Preparing a package with objprelink2.

To prepare a package with objprelink2, you just have to use g++prelink instead of the g++ compiler. It works on my machine and might even works for yours.

The following commands show an easy way to achieve this: 

   $ mkdir /tmp/bin
   $ ( cd /tmp/bin; ln -s /usr/local/bin/g++prelink g++ )
   $ export PATH="/tmp/bin:$PATH"
   $ g++ -v
   Objprelink2 version 1.5
   Reading specs from /usr/lib/gcc-lib/i386-redhat-linux/2.96/specs
   gcc version 2.96 ...
Then compile your package as usual.

Understanding the gory details of objprelink2.

Program g++prelink usually invokes the g++ compiler with the same arguments. However, when preparing a shared library, it performs the following steps:

  • Call the GNU linker with option -r to incrementally link all object files together.
  • Pre-process the resulting object file by
    • locating all virtual tables entries,
    • creating section containing a ten bytes relay stub for each distinct virtual table symbol,
    • redirecting all virtual table entries to jump instructions located in the stub section.
    • create R_386_PLT32 relocation entries for each jump instruction.

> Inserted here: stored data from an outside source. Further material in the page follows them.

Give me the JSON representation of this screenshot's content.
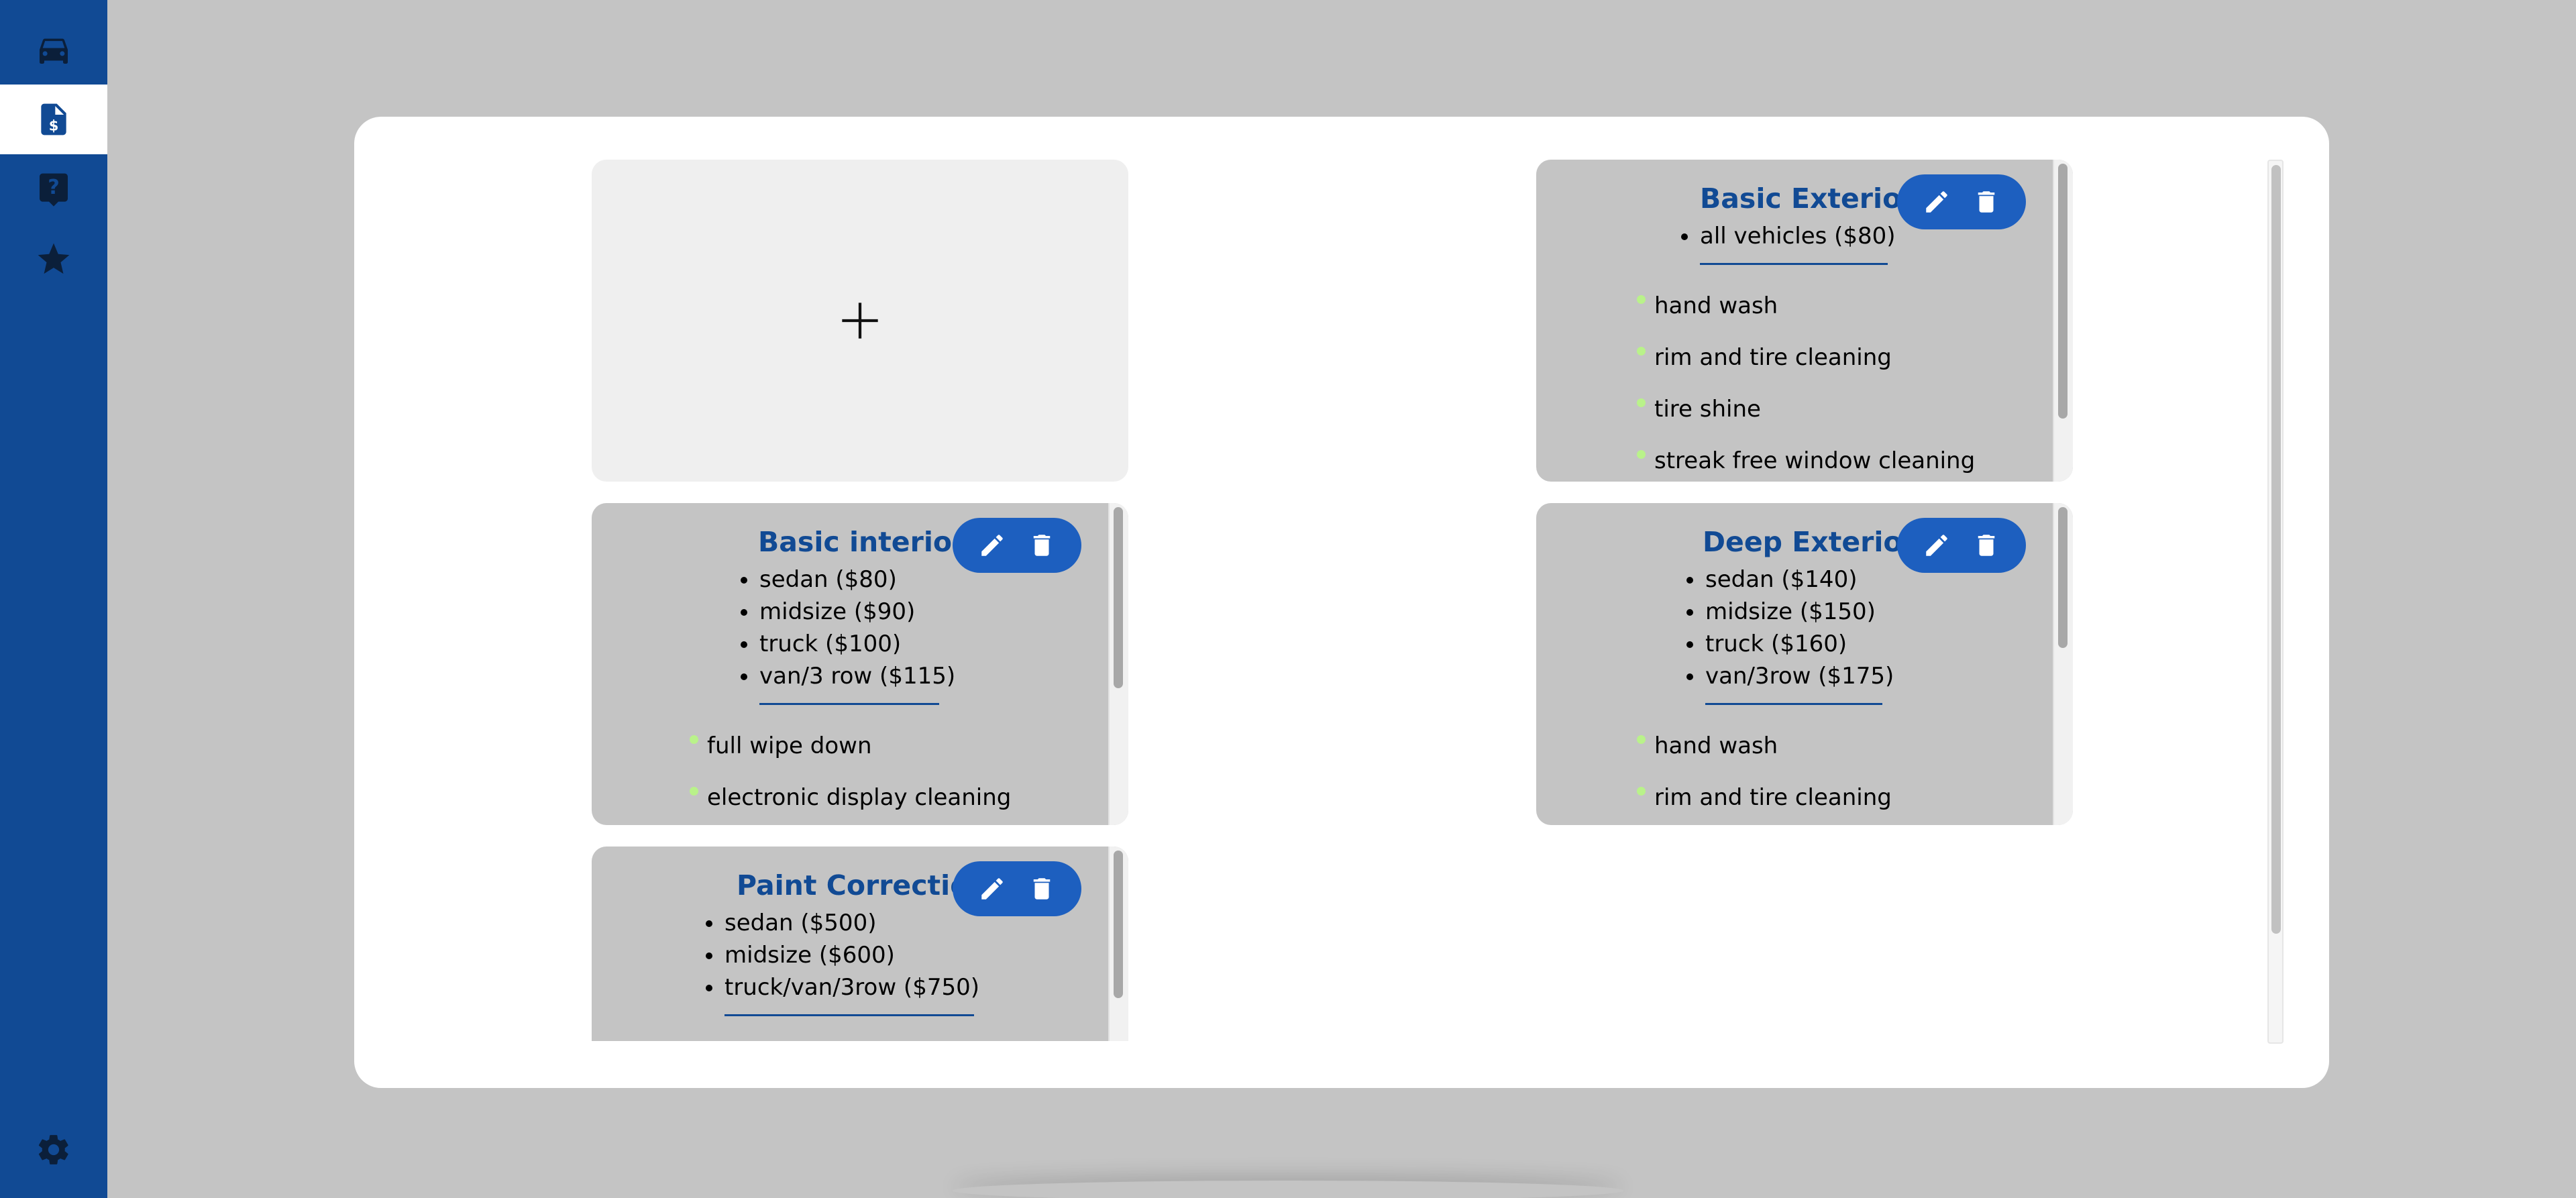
{
  "sidebar": {
    "items": [
      {
        "name": "vehicles",
        "icon": "car-icon",
        "active": false
      },
      {
        "name": "pricing",
        "icon": "price-document-icon",
        "active": true
      },
      {
        "name": "faq",
        "icon": "help-icon",
        "active": false
      },
      {
        "name": "reviews",
        "icon": "star-icon",
        "active": false
      }
    ],
    "settings_icon": "gear-icon"
  },
  "add_card": {
    "icon": "plus-icon"
  },
  "packages": [
    {
      "title": "Basic Exterior",
      "prices": [
        "all vehicles ($80)"
      ],
      "features": [
        "hand wash",
        "rim and tire cleaning",
        "tire shine",
        "streak free window cleaning"
      ]
    },
    {
      "title": "Basic interior",
      "prices": [
        "sedan ($80)",
        "midsize ($90)",
        "truck ($100)",
        "van/3 row ($115)"
      ],
      "features": [
        "full wipe down",
        "electronic display cleaning"
      ]
    },
    {
      "title": "Deep Exterior",
      "prices": [
        "sedan ($140)",
        "midsize ($150)",
        "truck ($160)",
        "van/3row ($175)"
      ],
      "features": [
        "hand wash",
        "rim and tire cleaning"
      ]
    },
    {
      "title": "Paint Correction",
      "prices": [
        "sedan ($500)",
        "midsize ($600)",
        "truck/van/3row ($750)"
      ],
      "features": []
    }
  ],
  "colors": {
    "brand": "#114a94",
    "action": "#1d5fbf",
    "card": "#c4c4c4",
    "feature_bullet": "#b9f28a"
  }
}
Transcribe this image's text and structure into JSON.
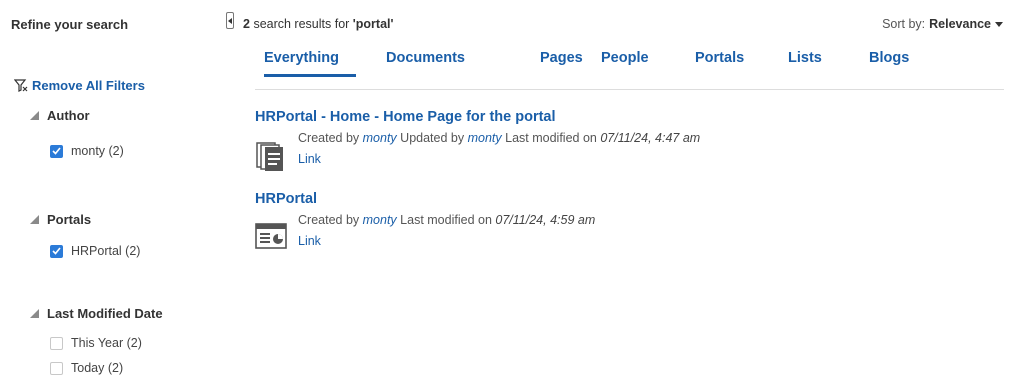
{
  "sidebar": {
    "title": "Refine your search",
    "remove_all": "Remove All Filters",
    "facets": [
      {
        "label": "Author",
        "options": [
          {
            "label": "monty (2)",
            "checked": true
          }
        ]
      },
      {
        "label": "Portals",
        "options": [
          {
            "label": "HRPortal (2)",
            "checked": true
          }
        ]
      },
      {
        "label": "Last Modified Date",
        "options": [
          {
            "label": "This Year (2)",
            "checked": false
          },
          {
            "label": "Today (2)",
            "checked": false
          }
        ]
      }
    ]
  },
  "header": {
    "count": "2",
    "results_for_text": "search results for",
    "query": "'portal'",
    "sort_label": "Sort by:",
    "sort_value": "Relevance"
  },
  "tabs": [
    {
      "label": "Everything",
      "active": true
    },
    {
      "label": "Documents",
      "active": false
    },
    {
      "label": "Pages",
      "active": false
    },
    {
      "label": "People",
      "active": false
    },
    {
      "label": "Portals",
      "active": false
    },
    {
      "label": "Lists",
      "active": false
    },
    {
      "label": "Blogs",
      "active": false
    }
  ],
  "results": [
    {
      "title": "HRPortal - Home - Home Page for the portal",
      "icon": "pages-icon",
      "created_by_label": "Created by",
      "created_by": "monty",
      "updated_by_label": "Updated by",
      "updated_by": "monty",
      "modified_label": "Last modified on",
      "modified": "07/11/24, 4:47 am",
      "link": "Link"
    },
    {
      "title": "HRPortal",
      "icon": "portal-icon",
      "created_by_label": "Created by",
      "created_by": "monty",
      "modified_label": "Last modified on",
      "modified": "07/11/24, 4:59 am",
      "link": "Link"
    }
  ],
  "colors": {
    "link": "#1a5ea8",
    "checkbox": "#2b7bd8",
    "text": "#333333"
  }
}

These relocation entries will cause the GNU linker to create PLT stubs for all these symbols.
    • create dummy R_386_32 relocation entries that the GNU linker will transform in R_386_RELATIVE relocations that will be used to patch the PLT.
  • Call the GNU linker to produce a shared library.
  • Post-process the shared library by patching all PLT stubs used by virtual table entries in order to make them work regardless of the content of register ebx. The dummy R_386_RELATIVE relocations are used to adjust the required absolute addresses at run time.
This complicated procedure is far from optimal:

Firstly, the virtual table entries should directly point to the PLT stub instead of using a relay stub in the text section. The relay stub is currently used by the post-processor to locate the relevant PLT stubs and also to generate dummy relocations to patch the PLT entries.

Secondly, the GNU linker seems unable to merge read-only constants during the incremental link step. This buglet uselessly increases the size of the data section.

Implementing the same ideas inside the GNU linker would suppress the need for the ten byte relay stubs, and also benefit from merged read-only constants.